Common FullGC/OOM Issues of Transactions
From transaction management, you can see that transaction information occupies a large amount of memory. Among them, the two most direct factors affecting the amount of memory used by transaction information are: the quantity of transaction IDs and the quantity of Producer IDs.
The quantity of transaction IDs refers to the number of transactions that the client initializes and commits to the Broker. This is closely related to the commit frequency of newly-added transactions of the client.
Producer ID refers to the Producer status information stored in each Topic partition within the Broker. Therefore, the number of Producer IDs is closely related to the number of Broker partitions.
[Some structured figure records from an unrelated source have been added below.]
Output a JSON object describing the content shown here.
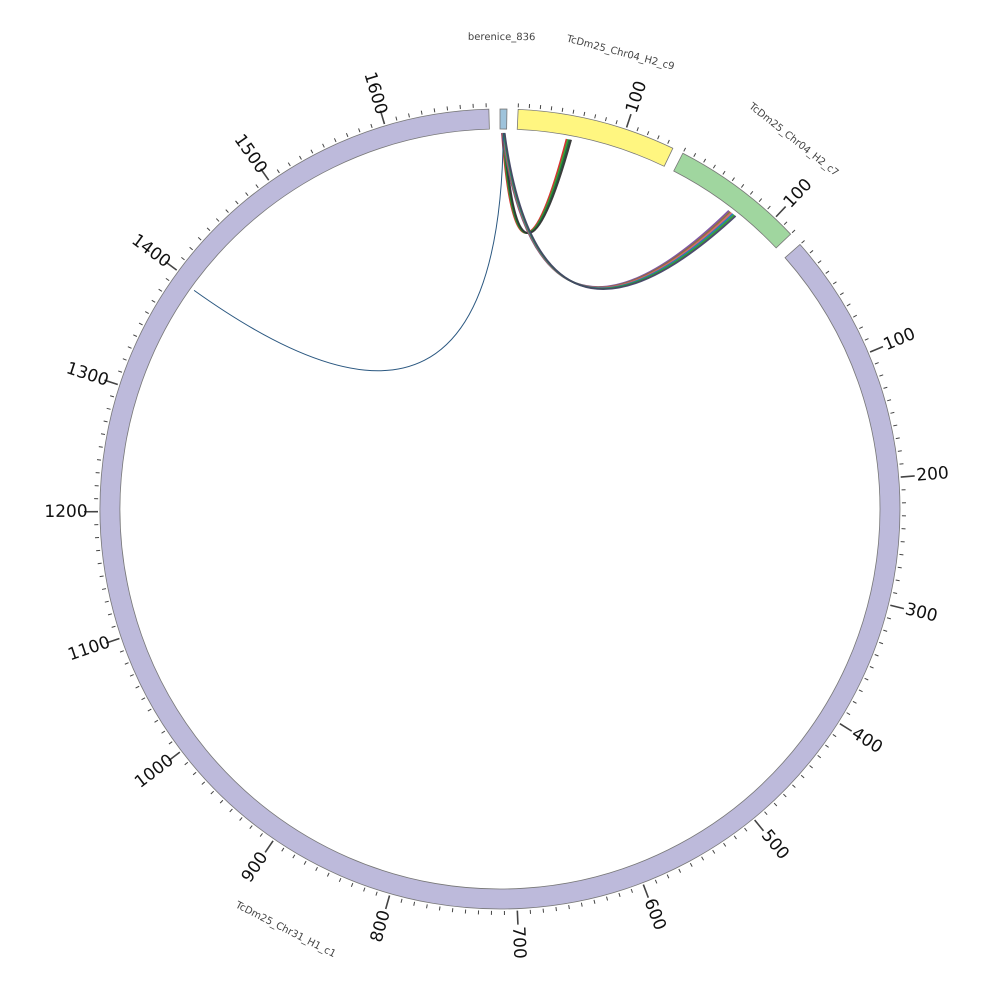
{
  "diagram": {
    "type": "circos",
    "units_per_tick_major": 100,
    "units_per_tick_minor": 10,
    "segments": [
      {
        "id": "berenice",
        "label": "berenice_836",
        "length": 8,
        "color": "#9ec3db",
        "tick_labels": []
      },
      {
        "id": "chr04-c9",
        "label": "TcDm25_Chr04_H2_c9",
        "length": 146,
        "color": "#fff680",
        "tick_labels": [
          "100"
        ]
      },
      {
        "id": "chr04-c7",
        "label": "TcDm25_Chr04_H2_c7",
        "length": 120,
        "color": "#a0d69f",
        "tick_labels": [
          "100"
        ]
      },
      {
        "id": "chr31-c1",
        "label": "TcDm25_Chr31_H1_c1",
        "length": 1682,
        "color": "#bdbadb",
        "tick_labels": [
          "100",
          "200",
          "300",
          "400",
          "500",
          "600",
          "700",
          "800",
          "900",
          "1000",
          "1100",
          "1200",
          "1300",
          "1400",
          "1500",
          "1600"
        ]
      }
    ],
    "links": [
      {
        "from": "berenice",
        "to": "chr04-c9",
        "colors": [
          "#d62728",
          "#2ca02c",
          "#1a5e3a",
          "#333333"
        ]
      },
      {
        "from": "berenice",
        "to": "chr04-c7",
        "colors": [
          "#7b4fa0",
          "#8c6d31",
          "#d6616b",
          "#1f77b4",
          "#2ca02c",
          "#444466"
        ]
      },
      {
        "from": "berenice",
        "to": "chr31-c1",
        "colors": [
          "#1f4e79"
        ]
      }
    ]
  }
}
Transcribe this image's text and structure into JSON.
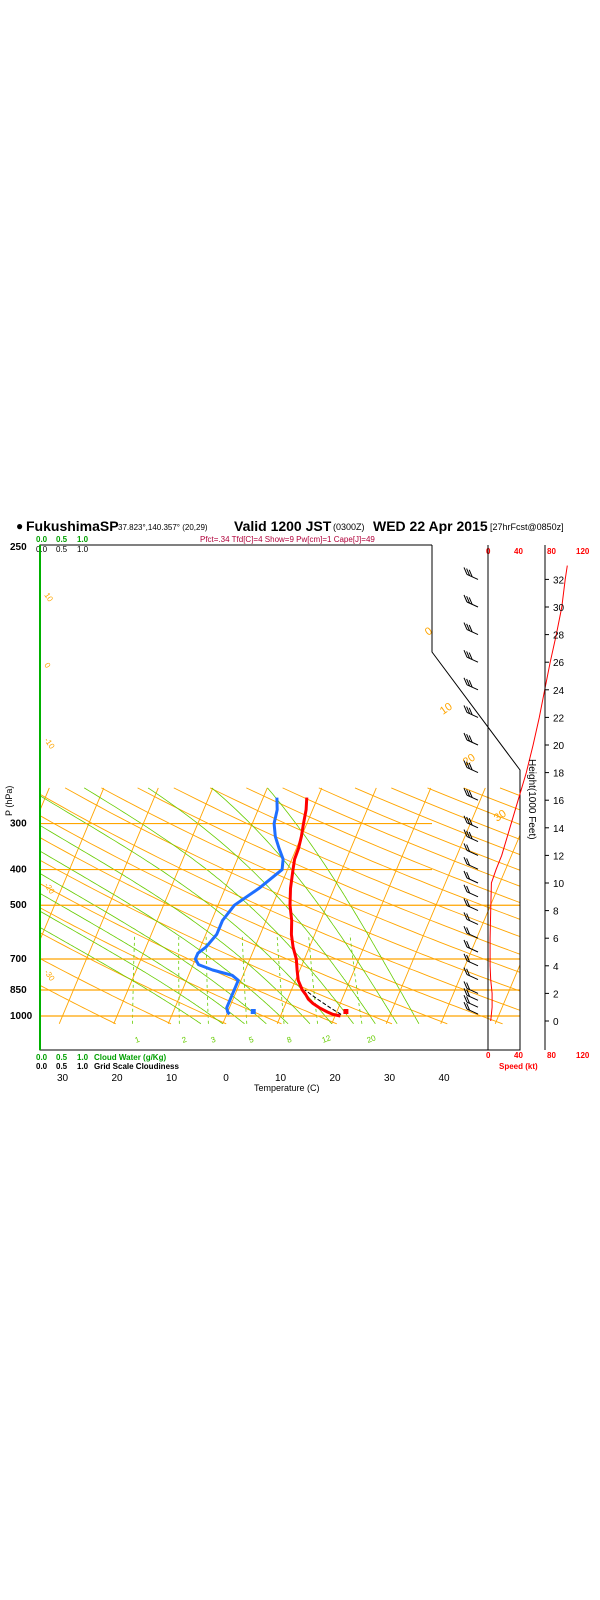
{
  "header": {
    "station": "FukushimaSP",
    "coords": "37.823°,140.357° (20,29)",
    "valid": "Valid 1200 JST",
    "utc": "(0300Z)",
    "date": "WED 22 Apr 2015",
    "forecast": "[27hrFcst@0850z]",
    "indices": "Pfct=.34 Tfd[C]=4 Show=9 Pw[cm]=1 Cape[J]=49"
  },
  "scales": {
    "cloud_top": [
      "0.0",
      "0.5",
      "1.0"
    ],
    "grid_top": [
      "0.0",
      "0.5",
      "1.0"
    ],
    "cloud_bottom": [
      "0.0",
      "0.5",
      "1.0"
    ],
    "grid_bottom": [
      "0.0",
      "0.5",
      "1.0"
    ],
    "cloud_label": "Cloud Water (g/Kg)",
    "grid_label": "Grid Scale Cloudiness",
    "speed_top": [
      "0",
      "40",
      "80",
      "120"
    ],
    "speed_bottom": [
      "0",
      "40",
      "80",
      "120"
    ],
    "speed_label": "Speed (kt)"
  },
  "colors": {
    "isobar": "#ffa500",
    "adiabat": "#ffa500",
    "moist_adiabat": "#66cc00",
    "mixing_ratio": "#66cc00",
    "temperature": "#ff0000",
    "dewpoint": "#1f6fff",
    "parcel": "#000000",
    "wind_speed": "#ff0000"
  },
  "chart_data": {
    "type": "line",
    "title": "FukushimaSP",
    "xlabel": "Temperature (C)",
    "ylabel": "P (hPa)",
    "y2label": "Height(1000 Feet)",
    "x_ticks": [
      "30",
      "20",
      "10",
      "0",
      "10",
      "20",
      "30",
      "40"
    ],
    "pressure_ticks": [
      "250",
      "300",
      "400",
      "500",
      "700",
      "850",
      "1000"
    ],
    "height_ticks": [
      "0",
      "2",
      "4",
      "6",
      "8",
      "10",
      "12",
      "14",
      "16",
      "18",
      "20",
      "22",
      "24",
      "26",
      "28",
      "30",
      "32"
    ],
    "dry_adiabat_labels": [
      "10",
      "0",
      "-10",
      "-20",
      "-30"
    ],
    "theta_labels": [
      "0",
      "10",
      "20",
      "30"
    ],
    "mixing_ratio_labels": [
      "1",
      "2",
      "3",
      "5",
      "8",
      "12",
      "20"
    ],
    "series": [
      {
        "name": "Temperature",
        "points": [
          [
            1000,
            21.0
          ],
          [
            990,
            19.5
          ],
          [
            975,
            18.3
          ],
          [
            950,
            16.5
          ],
          [
            925,
            15.0
          ],
          [
            900,
            13.8
          ],
          [
            875,
            13.0
          ],
          [
            850,
            12.0
          ],
          [
            800,
            10.5
          ],
          [
            750,
            9.5
          ],
          [
            700,
            8.5
          ],
          [
            650,
            7.0
          ],
          [
            600,
            5.7
          ],
          [
            550,
            4.7
          ],
          [
            500,
            3.2
          ],
          [
            450,
            2.0
          ],
          [
            400,
            1.0
          ],
          [
            375,
            0.5
          ],
          [
            350,
            0.4
          ],
          [
            325,
            0.0
          ],
          [
            300,
            -0.6
          ],
          [
            275,
            -1.2
          ],
          [
            255,
            -2.0
          ]
        ]
      },
      {
        "name": "Dewpoint",
        "points": [
          [
            990,
            0.5
          ],
          [
            975,
            0.0
          ],
          [
            950,
            -0.5
          ],
          [
            900,
            -0.5
          ],
          [
            850,
            -0.5
          ],
          [
            800,
            -0.5
          ],
          [
            775,
            -2.0
          ],
          [
            750,
            -6.0
          ],
          [
            725,
            -9.0
          ],
          [
            700,
            -10.0
          ],
          [
            675,
            -10.0
          ],
          [
            650,
            -9.0
          ],
          [
            600,
            -8.0
          ],
          [
            550,
            -8.0
          ],
          [
            500,
            -7.0
          ],
          [
            450,
            -3.8
          ],
          [
            400,
            -1.0
          ],
          [
            375,
            -1.6
          ],
          [
            350,
            -3.2
          ],
          [
            325,
            -4.8
          ],
          [
            300,
            -6.0
          ],
          [
            275,
            -6.5
          ],
          [
            255,
            -7.5
          ]
        ]
      },
      {
        "name": "Parcel",
        "points": [
          [
            990,
            21.0
          ],
          [
            950,
            18.5
          ],
          [
            900,
            15.5
          ],
          [
            850,
            12.5
          ]
        ]
      },
      {
        "name": "Wind Speed",
        "points": [
          [
            0,
            4
          ],
          [
            1,
            6
          ],
          [
            2,
            6
          ],
          [
            3,
            4
          ],
          [
            4,
            3
          ],
          [
            6,
            3
          ],
          [
            8,
            4
          ],
          [
            10,
            5
          ],
          [
            11,
            12
          ],
          [
            12,
            20
          ],
          [
            14,
            32
          ],
          [
            16,
            44
          ],
          [
            18,
            56
          ],
          [
            20,
            66
          ],
          [
            22,
            75
          ],
          [
            24,
            83
          ],
          [
            26,
            91
          ],
          [
            28,
            100
          ],
          [
            30,
            108
          ],
          [
            32,
            113
          ],
          [
            33,
            116
          ]
        ]
      }
    ],
    "surface_points": {
      "temperature": 22.0,
      "dewpoint": 5.0
    },
    "wind_levels_kft": [
      0.5,
      1,
      1.5,
      2,
      3,
      4,
      5,
      6,
      7,
      8,
      9,
      10,
      11,
      12,
      13,
      14,
      16,
      18,
      20,
      22,
      24,
      26,
      28,
      30,
      32
    ],
    "xlim": [
      -35,
      45
    ],
    "ylim": [
      1000,
      250
    ],
    "speed_lim": [
      0,
      120
    ],
    "height_lim": [
      0,
      34
    ],
    "grid": true
  }
}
In transaction scenarios, transaction IDs and Producer IDs are strongly bound. If the same Producer ID bound to a transaction ID sends messages to all partitions in a broker, then the quantity of Producer IDs in a broker can theoretically reach the product of the quantity of transaction IDs and the quantity of partitions in the broker. Assume that the quantity of transaction IDs under an instance is t and the quantity of partitions under a broker is p. Then the maximum quantity of Producer IDs can reach t * p.
Notes:
Therefore, assume that the quantity of transaction IDs under a broker is t, the average memory occupancy size of a transaction is tb, the quantity of partitions under a broker is p, and the average occupied size of a Producer ID is pb. Then the memory size occupied by transaction information in the memory of this broker is: t * tb + t * p * pb.
You can see that there are two scenarios that may lead to a surge in memory usage:
The client frequently adds and submits new transaction IDs during instance initialization.
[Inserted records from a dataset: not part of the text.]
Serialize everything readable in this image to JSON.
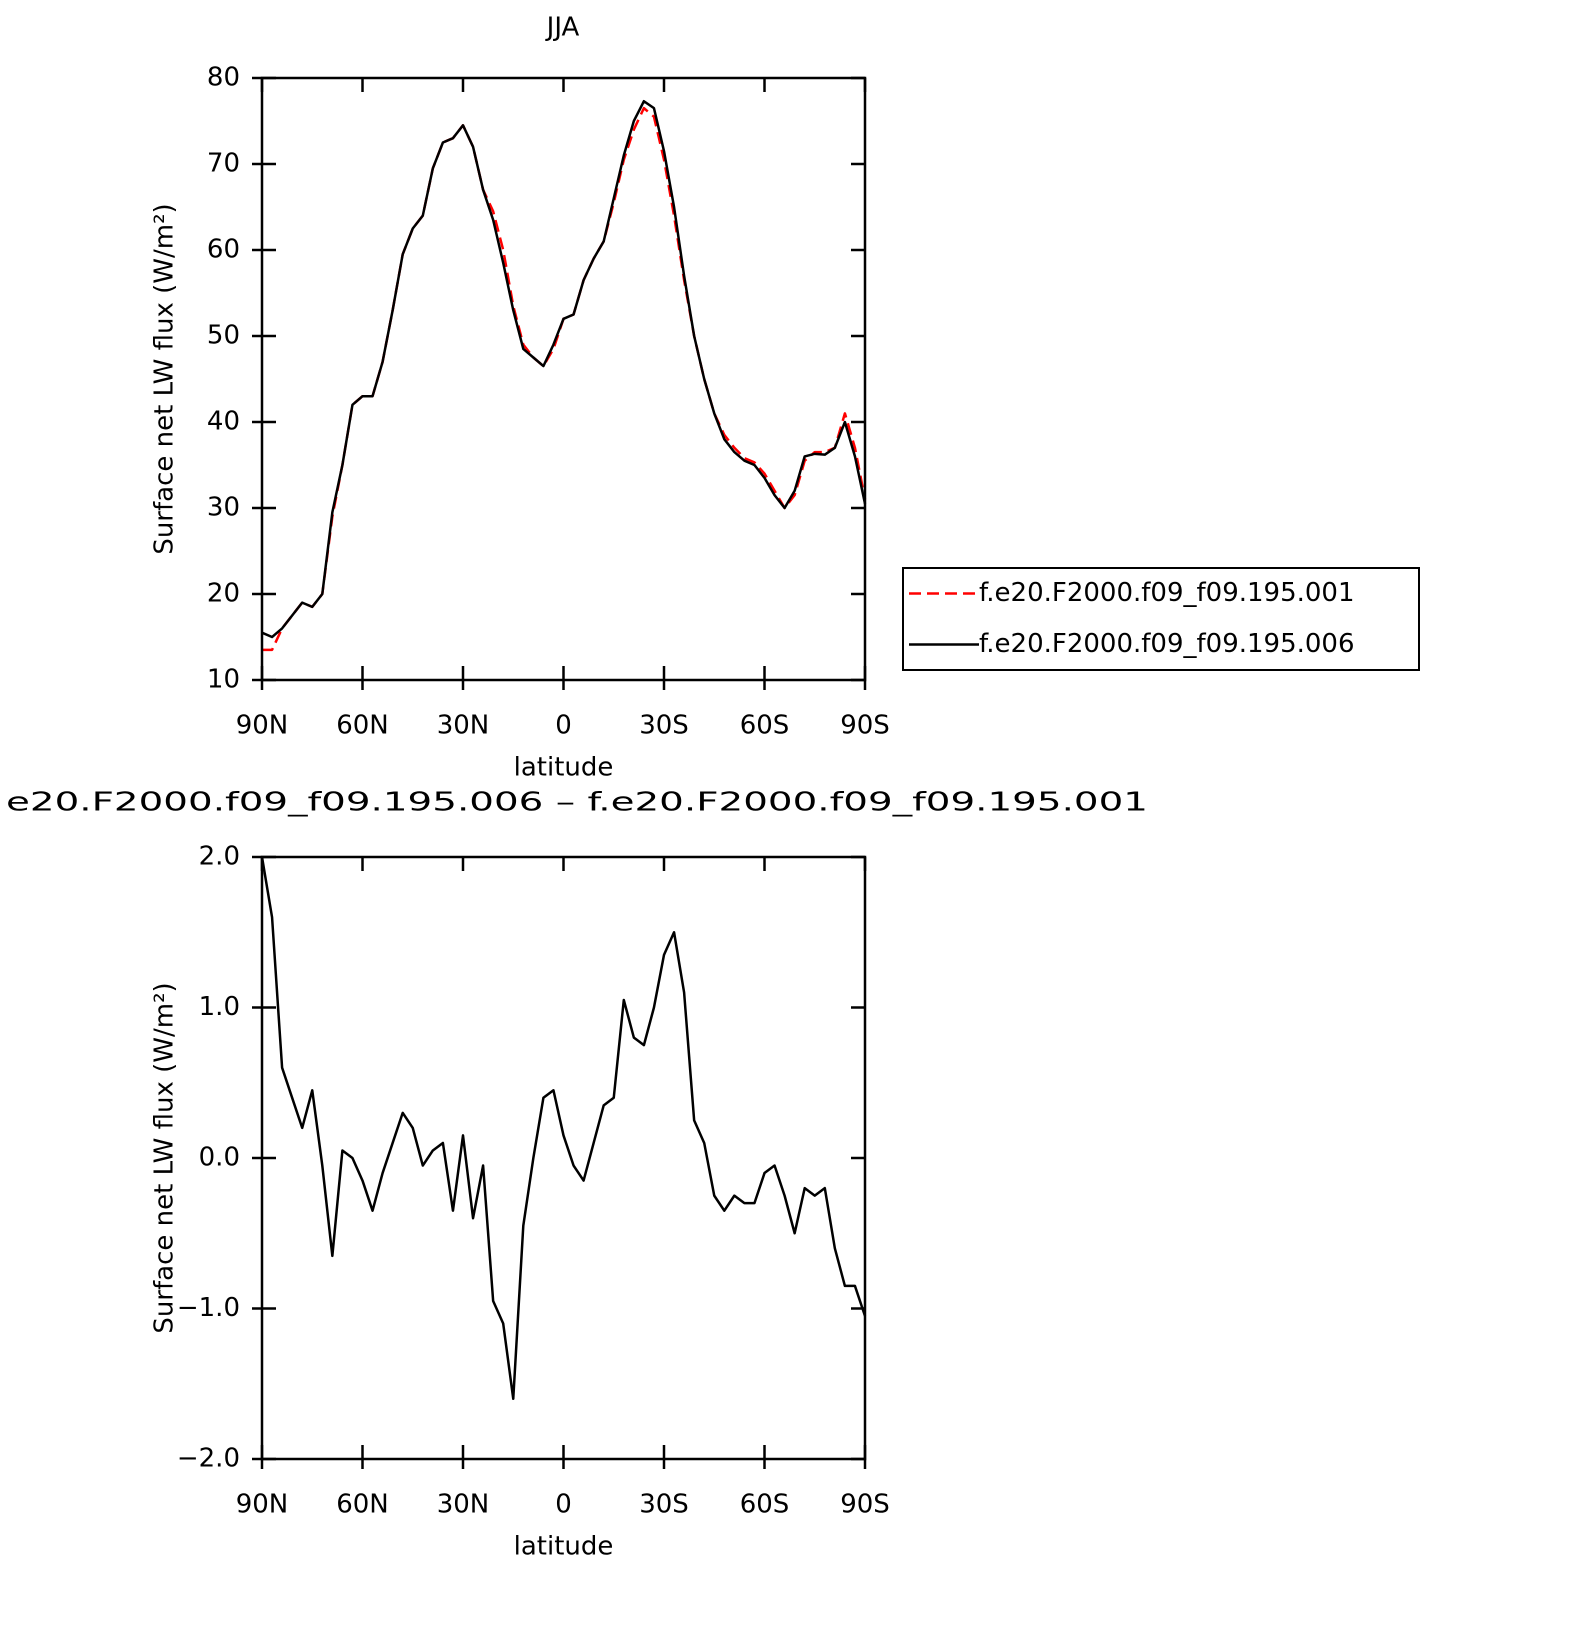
{
  "chart_data": [
    {
      "type": "line",
      "title": "JJA",
      "x_label": "latitude",
      "y_label": "Surface net LW flux (W/m²)",
      "x": [
        90,
        87,
        84,
        81,
        78,
        75,
        72,
        69,
        66,
        63,
        60,
        57,
        54,
        51,
        48,
        45,
        42,
        39,
        36,
        33,
        30,
        27,
        24,
        21,
        18,
        15,
        12,
        9,
        6,
        3,
        0,
        -3,
        -6,
        -9,
        -12,
        -15,
        -18,
        -21,
        -24,
        -27,
        -30,
        -33,
        -36,
        -39,
        -42,
        -45,
        -48,
        -51,
        -54,
        -57,
        -60,
        -63,
        -66,
        -69,
        -72,
        -75,
        -78,
        -81,
        -84,
        -87,
        -90
      ],
      "series": [
        {
          "name": "f.e20.F2000.f09_f09.195.001",
          "color": "#ff0000",
          "dash": "dashed",
          "values": [
            13.5,
            13.5,
            16,
            17.5,
            19,
            18.5,
            20,
            29,
            35,
            42,
            43,
            43,
            47,
            53,
            59.5,
            62.5,
            64,
            69.5,
            72.5,
            73,
            74.5,
            72,
            67,
            64.5,
            60,
            53.5,
            49,
            47.5,
            46.5,
            48.5,
            52,
            52.5,
            56.5,
            59,
            61,
            65.5,
            70.5,
            74,
            76.5,
            75.5,
            70.5,
            64,
            56.5,
            50,
            45,
            41,
            38.5,
            37,
            35.8,
            35.3,
            34,
            32,
            30,
            31.5,
            35.5,
            36.5,
            36.5,
            37,
            41,
            37,
            31
          ]
        },
        {
          "name": "f.e20.F2000.f09_f09.195.006",
          "color": "#000000",
          "dash": "solid",
          "values": [
            15.5,
            15,
            16,
            17.5,
            19,
            18.5,
            20,
            29.5,
            35,
            42,
            43,
            43,
            47,
            53,
            59.5,
            62.5,
            64,
            69.5,
            72.5,
            73,
            74.5,
            72,
            67,
            63.5,
            58.5,
            53,
            48.5,
            47.5,
            46.5,
            49,
            52,
            52.5,
            56.5,
            59,
            61,
            66,
            71,
            75,
            77.3,
            76.5,
            71.5,
            65,
            57,
            50,
            45,
            41,
            38,
            36.5,
            35.5,
            35,
            33.5,
            31.5,
            30,
            32,
            36,
            36.3,
            36.2,
            37,
            40,
            36,
            30.5
          ]
        }
      ],
      "xlim": [
        90,
        -90
      ],
      "xticks": [
        {
          "value": 90,
          "label": "90N"
        },
        {
          "value": 60,
          "label": "60N"
        },
        {
          "value": 30,
          "label": "30N"
        },
        0,
        {
          "value": -30,
          "label": "30S"
        },
        {
          "value": -60,
          "label": "60S"
        },
        {
          "value": -90,
          "label": "90S"
        }
      ],
      "ylim": [
        10,
        80
      ],
      "yticks": [
        10,
        20,
        30,
        40,
        50,
        60,
        70,
        80
      ],
      "legend": "right"
    },
    {
      "type": "line",
      "title": "e20.F2000.f09_f09.195.006 – f.e20.F2000.f09_f09.195.001",
      "x_label": "latitude",
      "y_label": "Surface net LW flux (W/m²)",
      "x": [
        90,
        87,
        84,
        81,
        78,
        75,
        72,
        69,
        66,
        63,
        60,
        57,
        54,
        51,
        48,
        45,
        42,
        39,
        36,
        33,
        30,
        27,
        24,
        21,
        18,
        15,
        12,
        9,
        6,
        3,
        0,
        -3,
        -6,
        -9,
        -12,
        -15,
        -18,
        -21,
        -24,
        -27,
        -30,
        -33,
        -36,
        -39,
        -42,
        -45,
        -48,
        -51,
        -54,
        -57,
        -60,
        -63,
        -66,
        -69,
        -72,
        -75,
        -78,
        -81,
        -84,
        -87,
        -90
      ],
      "series": [
        {
          "color": "#000000",
          "dash": "solid",
          "values": [
            2.0,
            1.6,
            0.6,
            0.4,
            0.2,
            0.45,
            -0.05,
            -0.65,
            0.05,
            0.0,
            -0.15,
            -0.35,
            -0.1,
            0.1,
            0.3,
            0.2,
            -0.05,
            0.05,
            0.1,
            -0.35,
            0.15,
            -0.4,
            -0.05,
            -0.95,
            -1.1,
            -1.6,
            -0.45,
            0.0,
            0.4,
            0.45,
            0.15,
            -0.05,
            -0.15,
            0.1,
            0.35,
            0.4,
            1.05,
            0.8,
            0.75,
            1.0,
            1.35,
            1.5,
            1.1,
            0.25,
            0.1,
            -0.25,
            -0.35,
            -0.25,
            -0.3,
            -0.3,
            -0.1,
            -0.05,
            -0.25,
            -0.5,
            -0.2,
            -0.25,
            -0.2,
            -0.6,
            -0.85,
            -0.85,
            -1.05
          ]
        }
      ],
      "xlim": [
        90,
        -90
      ],
      "xticks": [
        {
          "value": 90,
          "label": "90N"
        },
        {
          "value": 60,
          "label": "60N"
        },
        {
          "value": 30,
          "label": "30N"
        },
        0,
        {
          "value": -30,
          "label": "30S"
        },
        {
          "value": -60,
          "label": "60S"
        },
        {
          "value": -90,
          "label": "90S"
        }
      ],
      "ylim": [
        -2.0,
        2.0
      ],
      "yticks": [
        {
          "value": -2.0,
          "label": "−2.0"
        },
        {
          "value": -1.0,
          "label": "−1.0"
        },
        {
          "value": 0.0,
          "label": "0.0"
        },
        {
          "value": 1.0,
          "label": "1.0"
        },
        {
          "value": 2.0,
          "label": "2.0"
        }
      ]
    }
  ]
}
A single transaction ID sends data to multiple partitions, and the cross-product quantity of Producer IDs increases super significantly, easily filling up the memory.
Notes:
Therefore, for both the Flink client and self-implemented transaction producers, try to avoid these two scenarios. For example, for Flink, you can appropriately reduce the frequency of checkpoints to reduce the frequency of transaction ID changes calculated from the transaction ID prefix + random string. Additionally, try to ensure that the same transaction ID sends data to the same partition.
Precautions for Flink to Use Transactions
For Flink, there are following optimization methods to ensure that transaction information will not expand rapidly:
Client optimization parameters: Increase the checkpoint
interval for Flink
The Flink production task can optimize sink.partitioner
to Fixed
mode